Researchers in Japan have refined an algorithm that someday could be used to reduce patient recognition and identification errors in digital x-ray studies. They tested their enhanced algorithm and found that it scored 100% for recognizing the correct orientation of digital x-ray images.
The group from Kyushu University, led by Yoichiro Shimizu, tested an algorithm that automatically extracts and analyzes what the authors call "biological fingerprints" in images, consisting of different image characteristics. They used the fingerprints to create an "averaged" digital chest that could serve as a ground truth image to ensure that images acquired in clinical settings are correctly oriented.
Shimizu and colleagues believe the algorithm ultimately could be used to automatically detect and correct image orientation errors, which occur with wireless digital radiography (DR) and with larger DR panels. Their results were published April 27 in Radiological Physics and Technology.
Biological fingerprints
In a previous paper published in 2013, the researchers described their development of an algorithm designed to help with quality control in digital x-ray, such as by finding lost x-ray exams in a PACS archive. The technique matches images by analyzing five different characteristics, such as cardiac shadow and right lower lung attributes; in the 2013 study, the technique was used to find misfiled images and match them with correct images.
In the current study, the group applied the algorithm to another digital x-ray headache: images that are misoriented. This can occur if a wireless flat-panel detector is not used in the correct orientation -- for example, in cases of bedside radiography.

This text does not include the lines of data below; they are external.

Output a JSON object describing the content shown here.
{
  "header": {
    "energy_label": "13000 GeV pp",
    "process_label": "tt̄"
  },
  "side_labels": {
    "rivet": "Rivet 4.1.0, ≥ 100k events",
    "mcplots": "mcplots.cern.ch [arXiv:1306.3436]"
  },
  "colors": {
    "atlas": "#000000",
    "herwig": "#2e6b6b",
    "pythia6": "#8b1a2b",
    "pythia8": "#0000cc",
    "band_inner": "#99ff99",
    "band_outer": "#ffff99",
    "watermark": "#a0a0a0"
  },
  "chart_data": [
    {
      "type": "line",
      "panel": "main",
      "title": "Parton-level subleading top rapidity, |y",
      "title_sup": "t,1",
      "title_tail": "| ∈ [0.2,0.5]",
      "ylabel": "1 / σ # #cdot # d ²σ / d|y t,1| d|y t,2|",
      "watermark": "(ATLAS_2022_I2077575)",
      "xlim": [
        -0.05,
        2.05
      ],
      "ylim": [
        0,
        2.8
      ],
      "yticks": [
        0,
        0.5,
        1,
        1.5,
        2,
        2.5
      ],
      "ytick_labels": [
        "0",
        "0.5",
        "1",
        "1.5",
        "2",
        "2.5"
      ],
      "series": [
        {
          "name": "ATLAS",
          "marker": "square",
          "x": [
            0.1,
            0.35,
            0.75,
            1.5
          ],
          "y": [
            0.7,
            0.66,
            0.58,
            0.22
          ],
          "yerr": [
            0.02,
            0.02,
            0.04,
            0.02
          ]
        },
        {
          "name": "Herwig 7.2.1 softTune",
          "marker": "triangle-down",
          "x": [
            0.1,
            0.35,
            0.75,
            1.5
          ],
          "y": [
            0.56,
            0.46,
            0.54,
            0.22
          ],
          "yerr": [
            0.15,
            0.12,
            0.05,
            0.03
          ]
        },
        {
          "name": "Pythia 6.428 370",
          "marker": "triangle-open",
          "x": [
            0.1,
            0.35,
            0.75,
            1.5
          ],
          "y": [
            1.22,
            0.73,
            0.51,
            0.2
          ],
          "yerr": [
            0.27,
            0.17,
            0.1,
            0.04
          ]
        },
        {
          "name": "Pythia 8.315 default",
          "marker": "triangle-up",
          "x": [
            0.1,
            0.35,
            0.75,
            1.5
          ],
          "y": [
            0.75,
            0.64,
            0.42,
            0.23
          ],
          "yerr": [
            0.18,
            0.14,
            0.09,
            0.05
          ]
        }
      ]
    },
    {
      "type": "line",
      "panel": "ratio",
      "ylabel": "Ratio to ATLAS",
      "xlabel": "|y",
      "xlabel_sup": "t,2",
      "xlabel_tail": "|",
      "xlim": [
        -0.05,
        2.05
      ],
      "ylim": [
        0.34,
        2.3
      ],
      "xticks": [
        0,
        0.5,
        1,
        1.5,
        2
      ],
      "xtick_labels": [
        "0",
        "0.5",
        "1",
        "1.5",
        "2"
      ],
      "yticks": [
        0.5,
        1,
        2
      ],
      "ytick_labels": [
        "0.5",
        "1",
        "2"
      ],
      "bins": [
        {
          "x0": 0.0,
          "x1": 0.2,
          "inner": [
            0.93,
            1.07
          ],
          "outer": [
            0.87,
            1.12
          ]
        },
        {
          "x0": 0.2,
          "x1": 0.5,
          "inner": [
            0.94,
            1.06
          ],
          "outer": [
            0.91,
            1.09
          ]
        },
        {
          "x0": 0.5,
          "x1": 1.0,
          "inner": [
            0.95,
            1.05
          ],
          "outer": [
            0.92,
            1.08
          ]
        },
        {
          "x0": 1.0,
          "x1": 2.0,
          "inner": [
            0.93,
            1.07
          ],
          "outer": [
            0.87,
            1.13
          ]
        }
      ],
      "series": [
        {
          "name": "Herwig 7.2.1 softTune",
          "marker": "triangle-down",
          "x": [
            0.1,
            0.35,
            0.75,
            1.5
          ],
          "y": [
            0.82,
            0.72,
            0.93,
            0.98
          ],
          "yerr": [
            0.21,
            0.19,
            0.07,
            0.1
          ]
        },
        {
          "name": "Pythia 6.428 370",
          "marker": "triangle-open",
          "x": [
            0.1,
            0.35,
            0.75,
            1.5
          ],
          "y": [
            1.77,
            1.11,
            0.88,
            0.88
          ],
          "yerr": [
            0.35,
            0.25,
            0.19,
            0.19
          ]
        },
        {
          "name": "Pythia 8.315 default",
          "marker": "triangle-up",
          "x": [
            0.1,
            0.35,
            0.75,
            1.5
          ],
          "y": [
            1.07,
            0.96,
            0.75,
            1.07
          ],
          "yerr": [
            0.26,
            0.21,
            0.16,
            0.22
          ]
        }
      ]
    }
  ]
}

To test the algorithm, the researchers pulled 200 test images (100 men and 100 women) at random from a database of more than 36,000 chest radiographs acquired with computed radiography as part of a lung cancer screening program in the Iwate prefecture. They used these to create what they called averaged images -- images that represented the average thoracic anatomy based on a combination of features across all the images. An average image for each gender was created based on the 100 images of each.
They then acquired another 200 images from the database to create target images, the images that would test the accuracy of the algorithm. Finally, they compared the target images with the average images, using the positions of the five biological fingerprints to determine whether the target images were oriented correctly.
They found that the algorithm was able to automatically and precisely extract biological fingerprints in all 200 cases (100%). They also found that the enhanced version of the algorithm was superior to previous versions in correctly extracting the five different fingerprints.
The group believes that the algorithm could also be useful for analyzing images acquired with different sizes of flat-panel detectors. Some technologists using larger detectors pay less attention to patient positioning than with a smaller detector; use of the biological fingerprint algorithm could compensate for this.
"We believe that the proposed method of utilizing an averaged image for each sex is useful for recognizing image rotation of chest radiographs and for extraction of [biological fingerprints], especially from chest radiographs acquired by larger x-ray detectors," they wrote. "Our method could also be applied to bedside chest radiographs."
Shimizu and colleagues noted that one limitation of the study is the need to know the sex of the patient before the algorithm can be applied, since the averaged images differ by gender. In a preliminary experiment, they found lower accuracy for the algorithm in trying to match images of different genders, most likely caused by breast shadow in women.
Also, there can be differences in mediastinum and cardiac shadows between anteroposterior (AP) and posteroanterior (PA) images, with AP images having wider shadows. This would have to be addressed in future iterations of the algorithm, they wrote.